TOP N clause giving different results even with the same order by clause
Posted by decipherinfosys on June 23, 2008
One of our readers had asked a question recently that we would like to share on the blog. The reader was using SQL Server and was using a TOP N clause in the query with an order by on a non-unique column. The results of these two statements:
select top 10 * from x, y where x.col1 = y.col2 order by x.col3 asc
select top 20 * from x, y where x.col1 = y.col2 order by x.col3 asc
showed that in the results from the second query, the top 10 records were not always the same as the top 10 records returned by the first query. The explanation for that is that TOP N clause is deterministic only when you are sorting based on a unique column. If you are going to be sorting on a non-unique column, then the TOP N query is non deterministic.
So, the solutions were two fold:
a) Include the unique column in the sort after the actual column on which you want to sort on. That way, there is no change to your functionality.

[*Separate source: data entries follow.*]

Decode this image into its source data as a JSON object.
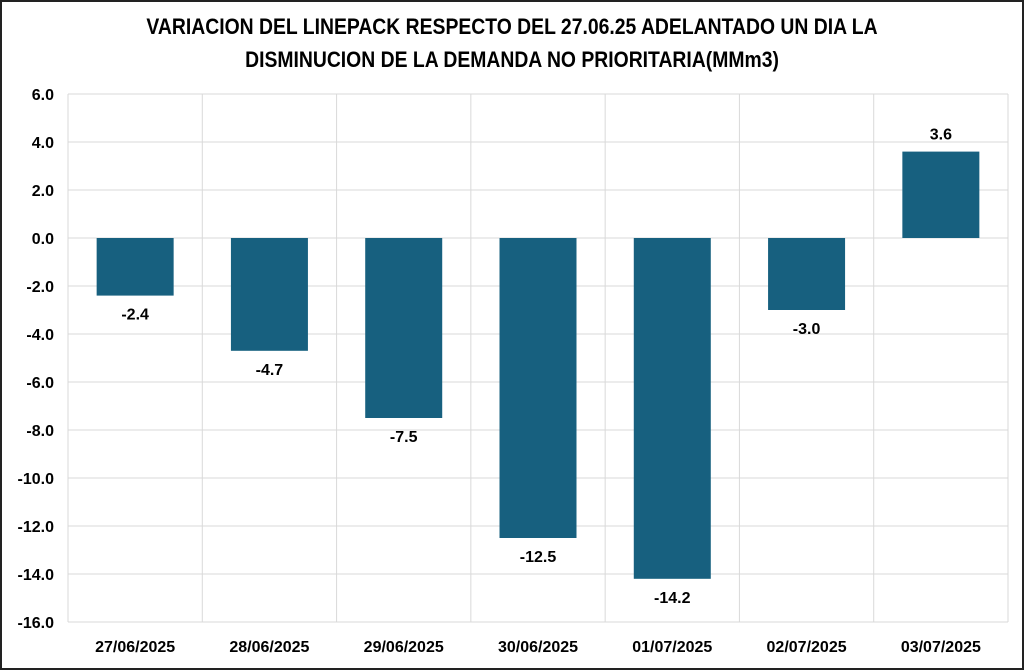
{
  "chart_data": {
    "type": "bar",
    "title_lines": [
      "VARIACION DEL LINEPACK RESPECTO DEL 27.06.25 ADELANTADO UN DIA LA",
      "DISMINUCION DE LA DEMANDA NO PRIORITARIA(MMm3)"
    ],
    "categories": [
      "27/06/2025",
      "28/06/2025",
      "29/06/2025",
      "30/06/2025",
      "01/07/2025",
      "02/07/2025",
      "03/07/2025"
    ],
    "values": [
      -2.4,
      -4.7,
      -7.5,
      -12.5,
      -14.2,
      -3.0,
      3.6
    ],
    "data_labels": [
      "-2.4",
      "-4.7",
      "-7.5",
      "-12.5",
      "-14.2",
      "-3.0",
      "3.6"
    ],
    "yticks": [
      "6.0",
      "4.0",
      "2.0",
      "0.0",
      "-2.0",
      "-4.0",
      "-6.0",
      "-8.0",
      "-10.0",
      "-12.0",
      "-14.0",
      "-16.0"
    ],
    "ylim": [
      -16,
      6
    ],
    "ytick_step": 2,
    "xlabel": "",
    "ylabel": "",
    "grid": true,
    "legend": "none",
    "colors": {
      "bar": "#17607f",
      "grid": "#d9d9d9",
      "border": "#222222"
    }
  }
}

b) If you still want to sort on the non-unique column, then you can choose to include the “WITH TIES” clause to make TOP N be deterministic. What this does is that in the above query, if you wanted top 20 rows ordered by col3, it will give you additional rows as well that match the value of col3 in those top 20 rows. This is not always an acceptable solution for obvious reasons. For the reader, the solution (a) worked out well.